Biopharmaceutical company Swedish Orphan Biovitrum AB (Sobi) (STO:SOBI) announced on Thursday that the US Food and Drug Administration (FDA) has accepted its supplemental Biologics License Application (sBLA) for Gamifant (emapalumab-lzsg) for treating hemophagocytic lymphohistiocytosis/macrophage activation syndrome (HLH/MAS) in Still's disease patients who have not responded to glucocorticoids or have recurrent MAS.

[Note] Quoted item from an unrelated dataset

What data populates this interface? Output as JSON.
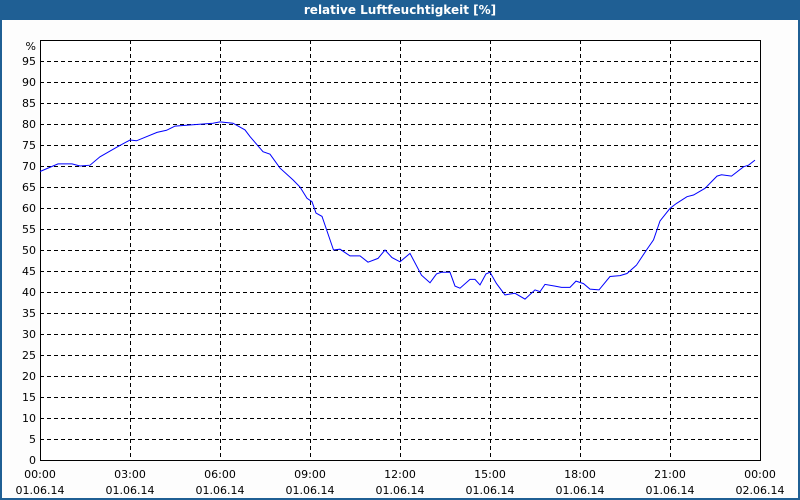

The FDA granted Priority Review, setting a Prescription Drug User Fee Act (PDUFA) target date of 27 June 2025.

HLH/MAS is a severe inflammatory complication linked to systemic juvenile idiopathic arthritis and adult-onset Still's disease, often presenting with high fever, cytopenias and hepatosplenomegaly. The sBLA is supported by pooled data from two clinical trials, EMERALD and NI-0501-06, which enrolled a total of 39 patients.

Results showed that 53% of patients achieved a complete response by Week 8, and 85% responded at some point during treatment. Additionally, glucocorticoid doses were reduced by 70.1% after two weeks.

Gamifant, a monoclonal antibody that neutralizes interferon gamma, was originally approved by the FDA in 2018 for primary HLH in patients with refractory, recurrent or progressive disease.